In Martí's early years, his single-mindedness got him into a fair amount of trouble (see #2 above). Despite his unswerving dedication to Cuba's liberation, by the time he was a little more than 30 Martí had alienated almost everyone who could help him achieve it. But he soon transformed himself into a master coalition-builder, creating a political and fundraising juggernaut out of what had for decades been a fractious exile community long hindered by backbiting and ideological bickering. He achieved this not by deriding or humiliating his enemies but by using their common goal--the liberation of Cuba--as the ground for a democratic organization in which everyone had a stake and a voice. By the end of his life, Martí had turned lifelong enemies into some of his most loyal and ardent supporters. His genius in articulating a vision of freedom and democracy for Cuba would have come to nothing without his ability to also allow others to see themselves in it and make it their own. As Martí once wrote about the Brooklyn Bridge: "Better to bring cities together than to cleave human chests."
Nothing on this little list is explicitly or narrowly political. Part of that is because the politics and ideological battles of Martí's day were quite different from today's (although the stakes may strike some as being quite similar).
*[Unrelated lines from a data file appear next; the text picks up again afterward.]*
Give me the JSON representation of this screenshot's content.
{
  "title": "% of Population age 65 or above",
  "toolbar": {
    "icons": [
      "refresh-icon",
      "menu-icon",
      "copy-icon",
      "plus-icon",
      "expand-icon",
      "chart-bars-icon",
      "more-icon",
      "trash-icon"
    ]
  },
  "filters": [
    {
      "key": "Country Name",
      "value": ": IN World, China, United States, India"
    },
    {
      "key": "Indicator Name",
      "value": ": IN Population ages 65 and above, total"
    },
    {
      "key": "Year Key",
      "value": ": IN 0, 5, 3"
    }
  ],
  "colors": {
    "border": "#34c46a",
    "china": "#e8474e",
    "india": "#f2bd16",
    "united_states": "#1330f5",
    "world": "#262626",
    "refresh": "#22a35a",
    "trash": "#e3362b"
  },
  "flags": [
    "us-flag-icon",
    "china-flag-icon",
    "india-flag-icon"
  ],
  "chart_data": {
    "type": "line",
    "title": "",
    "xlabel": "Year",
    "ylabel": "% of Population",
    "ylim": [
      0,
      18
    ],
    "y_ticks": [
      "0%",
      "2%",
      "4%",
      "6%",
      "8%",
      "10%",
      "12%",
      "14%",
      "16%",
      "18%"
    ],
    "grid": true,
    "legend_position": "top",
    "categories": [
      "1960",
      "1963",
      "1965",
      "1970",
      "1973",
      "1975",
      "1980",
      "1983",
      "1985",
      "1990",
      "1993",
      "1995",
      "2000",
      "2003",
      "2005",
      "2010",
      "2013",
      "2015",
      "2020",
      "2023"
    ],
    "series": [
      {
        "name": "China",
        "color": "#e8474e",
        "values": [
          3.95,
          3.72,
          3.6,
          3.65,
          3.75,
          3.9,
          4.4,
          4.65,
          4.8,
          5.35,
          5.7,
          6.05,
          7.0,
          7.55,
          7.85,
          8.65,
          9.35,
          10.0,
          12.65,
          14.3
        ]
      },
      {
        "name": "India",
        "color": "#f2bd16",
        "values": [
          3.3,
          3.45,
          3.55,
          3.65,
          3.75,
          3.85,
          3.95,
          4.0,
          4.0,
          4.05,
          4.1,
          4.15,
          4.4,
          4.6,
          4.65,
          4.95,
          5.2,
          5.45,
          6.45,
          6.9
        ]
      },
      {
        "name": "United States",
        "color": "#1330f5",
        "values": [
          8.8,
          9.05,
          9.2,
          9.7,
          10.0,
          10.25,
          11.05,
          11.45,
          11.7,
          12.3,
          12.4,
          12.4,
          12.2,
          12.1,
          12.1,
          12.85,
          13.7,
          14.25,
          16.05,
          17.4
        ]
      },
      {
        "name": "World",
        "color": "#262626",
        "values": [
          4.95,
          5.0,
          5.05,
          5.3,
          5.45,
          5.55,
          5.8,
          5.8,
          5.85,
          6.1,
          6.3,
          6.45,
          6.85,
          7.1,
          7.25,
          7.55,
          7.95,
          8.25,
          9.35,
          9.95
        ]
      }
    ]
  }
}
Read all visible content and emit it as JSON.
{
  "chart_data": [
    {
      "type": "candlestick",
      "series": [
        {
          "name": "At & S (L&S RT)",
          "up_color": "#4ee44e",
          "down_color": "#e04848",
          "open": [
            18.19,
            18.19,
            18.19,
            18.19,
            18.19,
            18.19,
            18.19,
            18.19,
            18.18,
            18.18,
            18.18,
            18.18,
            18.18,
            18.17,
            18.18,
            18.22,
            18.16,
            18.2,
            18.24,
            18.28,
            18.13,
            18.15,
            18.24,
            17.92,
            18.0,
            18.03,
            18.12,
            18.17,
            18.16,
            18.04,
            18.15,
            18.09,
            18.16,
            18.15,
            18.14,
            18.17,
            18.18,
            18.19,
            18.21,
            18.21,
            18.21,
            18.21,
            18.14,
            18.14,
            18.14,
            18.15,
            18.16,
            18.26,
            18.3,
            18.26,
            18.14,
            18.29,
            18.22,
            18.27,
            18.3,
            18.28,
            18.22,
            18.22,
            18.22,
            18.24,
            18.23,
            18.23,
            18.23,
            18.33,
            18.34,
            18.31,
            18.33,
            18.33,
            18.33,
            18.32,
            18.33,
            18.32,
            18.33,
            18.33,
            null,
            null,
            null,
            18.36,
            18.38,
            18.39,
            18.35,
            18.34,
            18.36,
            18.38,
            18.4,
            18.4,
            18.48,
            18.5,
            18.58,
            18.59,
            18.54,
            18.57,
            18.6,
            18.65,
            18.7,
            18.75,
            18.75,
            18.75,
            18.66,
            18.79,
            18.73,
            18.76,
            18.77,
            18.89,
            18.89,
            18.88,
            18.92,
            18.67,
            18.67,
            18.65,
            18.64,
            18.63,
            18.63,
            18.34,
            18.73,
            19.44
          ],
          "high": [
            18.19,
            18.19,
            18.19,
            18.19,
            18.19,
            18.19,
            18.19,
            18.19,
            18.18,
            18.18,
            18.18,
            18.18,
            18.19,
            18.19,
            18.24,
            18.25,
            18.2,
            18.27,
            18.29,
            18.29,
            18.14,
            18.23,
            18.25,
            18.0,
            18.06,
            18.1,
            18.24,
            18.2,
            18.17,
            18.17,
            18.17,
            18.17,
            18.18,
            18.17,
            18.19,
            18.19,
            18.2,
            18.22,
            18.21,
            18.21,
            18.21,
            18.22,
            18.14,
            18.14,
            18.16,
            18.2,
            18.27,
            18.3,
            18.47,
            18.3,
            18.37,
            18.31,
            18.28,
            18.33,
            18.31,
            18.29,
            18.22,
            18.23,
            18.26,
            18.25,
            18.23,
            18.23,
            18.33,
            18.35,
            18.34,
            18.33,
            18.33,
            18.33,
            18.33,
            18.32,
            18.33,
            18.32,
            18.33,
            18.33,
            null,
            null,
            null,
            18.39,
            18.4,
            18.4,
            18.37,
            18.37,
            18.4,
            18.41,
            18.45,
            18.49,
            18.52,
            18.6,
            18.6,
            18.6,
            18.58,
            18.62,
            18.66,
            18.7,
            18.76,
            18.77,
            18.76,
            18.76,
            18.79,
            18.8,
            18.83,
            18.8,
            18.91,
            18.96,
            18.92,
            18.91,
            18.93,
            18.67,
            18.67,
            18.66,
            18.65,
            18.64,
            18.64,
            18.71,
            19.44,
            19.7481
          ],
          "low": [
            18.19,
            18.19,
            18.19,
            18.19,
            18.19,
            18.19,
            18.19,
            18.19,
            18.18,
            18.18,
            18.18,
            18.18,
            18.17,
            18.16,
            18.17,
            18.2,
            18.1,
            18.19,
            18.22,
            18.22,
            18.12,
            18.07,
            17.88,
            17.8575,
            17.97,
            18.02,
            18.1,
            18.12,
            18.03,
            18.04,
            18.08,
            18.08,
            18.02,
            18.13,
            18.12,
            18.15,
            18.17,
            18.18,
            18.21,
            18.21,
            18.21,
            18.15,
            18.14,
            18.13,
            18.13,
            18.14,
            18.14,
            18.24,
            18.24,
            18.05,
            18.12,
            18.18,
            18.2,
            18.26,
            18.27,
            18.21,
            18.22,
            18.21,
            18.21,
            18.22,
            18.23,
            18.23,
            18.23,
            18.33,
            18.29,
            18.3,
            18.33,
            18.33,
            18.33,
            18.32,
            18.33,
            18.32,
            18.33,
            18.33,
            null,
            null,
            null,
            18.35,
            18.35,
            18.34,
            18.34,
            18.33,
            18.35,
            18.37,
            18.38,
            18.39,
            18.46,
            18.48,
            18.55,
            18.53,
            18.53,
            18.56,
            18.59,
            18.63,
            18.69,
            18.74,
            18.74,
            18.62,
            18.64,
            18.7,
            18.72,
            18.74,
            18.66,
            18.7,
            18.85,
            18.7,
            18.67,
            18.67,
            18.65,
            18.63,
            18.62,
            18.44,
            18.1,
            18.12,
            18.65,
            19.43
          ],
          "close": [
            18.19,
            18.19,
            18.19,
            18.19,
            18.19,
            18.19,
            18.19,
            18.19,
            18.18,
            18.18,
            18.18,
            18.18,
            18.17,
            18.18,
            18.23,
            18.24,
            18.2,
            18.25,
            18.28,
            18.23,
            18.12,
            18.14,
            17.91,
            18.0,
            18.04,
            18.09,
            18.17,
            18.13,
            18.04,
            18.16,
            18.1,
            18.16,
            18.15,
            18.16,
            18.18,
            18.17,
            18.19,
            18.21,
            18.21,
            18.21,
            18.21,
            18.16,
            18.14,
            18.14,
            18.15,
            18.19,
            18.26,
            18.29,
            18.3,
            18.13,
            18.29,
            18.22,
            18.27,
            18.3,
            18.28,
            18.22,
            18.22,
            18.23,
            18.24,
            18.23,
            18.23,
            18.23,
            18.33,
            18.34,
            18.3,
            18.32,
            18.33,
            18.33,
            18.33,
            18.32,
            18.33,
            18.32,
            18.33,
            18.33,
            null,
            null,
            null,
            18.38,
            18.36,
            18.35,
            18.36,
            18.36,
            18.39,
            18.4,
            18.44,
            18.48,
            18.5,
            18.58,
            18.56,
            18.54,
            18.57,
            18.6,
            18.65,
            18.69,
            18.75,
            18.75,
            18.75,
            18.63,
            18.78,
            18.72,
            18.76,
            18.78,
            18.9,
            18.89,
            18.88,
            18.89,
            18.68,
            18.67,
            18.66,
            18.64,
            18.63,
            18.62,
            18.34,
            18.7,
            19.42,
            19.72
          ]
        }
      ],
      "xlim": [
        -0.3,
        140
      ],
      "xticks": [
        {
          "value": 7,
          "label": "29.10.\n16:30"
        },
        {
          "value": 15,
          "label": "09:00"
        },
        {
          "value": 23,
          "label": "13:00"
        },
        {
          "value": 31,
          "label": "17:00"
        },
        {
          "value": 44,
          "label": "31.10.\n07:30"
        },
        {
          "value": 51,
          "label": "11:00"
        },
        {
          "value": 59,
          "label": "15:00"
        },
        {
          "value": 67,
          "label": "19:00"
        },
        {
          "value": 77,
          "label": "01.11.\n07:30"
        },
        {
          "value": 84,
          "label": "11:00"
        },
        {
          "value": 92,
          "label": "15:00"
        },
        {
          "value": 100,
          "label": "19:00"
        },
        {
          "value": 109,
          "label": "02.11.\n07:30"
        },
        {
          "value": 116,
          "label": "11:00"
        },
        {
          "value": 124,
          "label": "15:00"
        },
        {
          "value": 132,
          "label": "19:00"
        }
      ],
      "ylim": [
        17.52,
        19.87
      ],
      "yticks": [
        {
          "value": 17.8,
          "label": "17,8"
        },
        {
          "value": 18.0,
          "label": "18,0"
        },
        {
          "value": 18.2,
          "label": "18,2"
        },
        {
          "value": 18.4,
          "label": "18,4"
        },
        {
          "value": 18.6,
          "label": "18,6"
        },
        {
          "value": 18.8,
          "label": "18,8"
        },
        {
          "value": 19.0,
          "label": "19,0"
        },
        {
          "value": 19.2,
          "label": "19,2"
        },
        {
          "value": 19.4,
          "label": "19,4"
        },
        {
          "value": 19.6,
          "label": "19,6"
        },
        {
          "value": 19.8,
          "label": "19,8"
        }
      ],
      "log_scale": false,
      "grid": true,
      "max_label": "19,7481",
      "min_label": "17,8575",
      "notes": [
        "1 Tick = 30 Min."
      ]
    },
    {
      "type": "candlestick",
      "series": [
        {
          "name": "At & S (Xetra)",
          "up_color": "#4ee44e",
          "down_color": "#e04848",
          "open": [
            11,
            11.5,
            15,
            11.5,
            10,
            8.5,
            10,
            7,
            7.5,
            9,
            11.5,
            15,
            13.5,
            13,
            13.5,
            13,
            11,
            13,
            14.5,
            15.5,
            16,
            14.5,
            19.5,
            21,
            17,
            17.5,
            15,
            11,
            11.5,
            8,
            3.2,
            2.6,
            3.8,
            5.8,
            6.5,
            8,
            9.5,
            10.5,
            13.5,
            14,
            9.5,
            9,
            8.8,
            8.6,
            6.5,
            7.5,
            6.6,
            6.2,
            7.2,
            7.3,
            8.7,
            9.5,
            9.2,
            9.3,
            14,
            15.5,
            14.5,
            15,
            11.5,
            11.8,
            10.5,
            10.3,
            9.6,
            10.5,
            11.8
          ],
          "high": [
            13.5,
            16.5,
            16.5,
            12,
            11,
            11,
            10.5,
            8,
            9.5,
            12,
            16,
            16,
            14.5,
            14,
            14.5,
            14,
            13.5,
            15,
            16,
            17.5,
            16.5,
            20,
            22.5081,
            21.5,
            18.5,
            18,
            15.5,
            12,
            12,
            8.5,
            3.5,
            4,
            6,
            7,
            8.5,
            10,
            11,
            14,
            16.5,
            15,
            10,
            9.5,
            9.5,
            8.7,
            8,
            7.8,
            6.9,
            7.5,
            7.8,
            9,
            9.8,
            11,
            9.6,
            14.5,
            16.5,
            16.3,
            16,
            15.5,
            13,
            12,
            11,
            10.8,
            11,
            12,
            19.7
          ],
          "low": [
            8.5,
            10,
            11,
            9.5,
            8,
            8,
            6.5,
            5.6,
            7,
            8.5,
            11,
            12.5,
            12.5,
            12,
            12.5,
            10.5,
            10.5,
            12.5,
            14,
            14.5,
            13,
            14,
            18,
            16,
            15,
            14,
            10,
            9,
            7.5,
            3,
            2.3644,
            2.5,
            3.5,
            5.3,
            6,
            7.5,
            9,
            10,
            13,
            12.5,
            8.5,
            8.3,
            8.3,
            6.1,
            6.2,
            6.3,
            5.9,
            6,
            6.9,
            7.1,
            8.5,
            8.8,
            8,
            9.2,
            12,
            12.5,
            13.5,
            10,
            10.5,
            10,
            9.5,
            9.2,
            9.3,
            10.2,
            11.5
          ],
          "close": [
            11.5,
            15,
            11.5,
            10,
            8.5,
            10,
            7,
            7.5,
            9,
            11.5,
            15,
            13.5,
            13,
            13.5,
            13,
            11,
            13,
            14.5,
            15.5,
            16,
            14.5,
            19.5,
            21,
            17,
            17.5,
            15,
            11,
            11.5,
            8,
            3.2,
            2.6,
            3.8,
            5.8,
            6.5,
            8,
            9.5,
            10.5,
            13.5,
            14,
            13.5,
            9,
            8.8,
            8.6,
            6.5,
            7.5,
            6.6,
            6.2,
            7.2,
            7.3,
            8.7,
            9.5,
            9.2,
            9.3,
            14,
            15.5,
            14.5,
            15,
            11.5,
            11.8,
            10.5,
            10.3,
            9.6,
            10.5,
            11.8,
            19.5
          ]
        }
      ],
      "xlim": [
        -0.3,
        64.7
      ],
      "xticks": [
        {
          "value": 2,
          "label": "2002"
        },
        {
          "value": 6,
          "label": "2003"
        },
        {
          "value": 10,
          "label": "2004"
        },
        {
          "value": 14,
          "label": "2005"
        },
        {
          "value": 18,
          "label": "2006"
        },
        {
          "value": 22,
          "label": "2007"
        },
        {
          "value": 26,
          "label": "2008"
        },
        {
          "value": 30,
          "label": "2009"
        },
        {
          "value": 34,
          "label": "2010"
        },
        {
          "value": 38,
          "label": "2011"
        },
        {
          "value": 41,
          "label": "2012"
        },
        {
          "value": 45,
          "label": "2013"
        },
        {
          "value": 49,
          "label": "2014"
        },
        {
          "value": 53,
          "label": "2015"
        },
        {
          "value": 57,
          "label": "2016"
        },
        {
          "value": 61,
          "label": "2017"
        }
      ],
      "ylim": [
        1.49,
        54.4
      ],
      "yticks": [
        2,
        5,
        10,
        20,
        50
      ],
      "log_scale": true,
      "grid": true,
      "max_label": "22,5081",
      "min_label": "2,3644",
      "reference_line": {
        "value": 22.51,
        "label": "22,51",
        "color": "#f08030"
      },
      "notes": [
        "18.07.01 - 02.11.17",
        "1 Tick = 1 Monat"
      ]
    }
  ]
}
But really it's because I believe that Martí is larger and greater than the various ideological boxes into which readers have been trying to stuff him for over a century now, and into which your elders have been trying to get you to stuff him. No matter our individual political leanings, we can all learn from Martí's example, how he lived and what he lived for. We may not all be poets or revolutionaries, but we can all resolve to lead more fulfilling, authentic lives. For the 30 or so students I had the pleasure of teaching this summer, I am hopeful that their time spent with José Martí will help on that journey.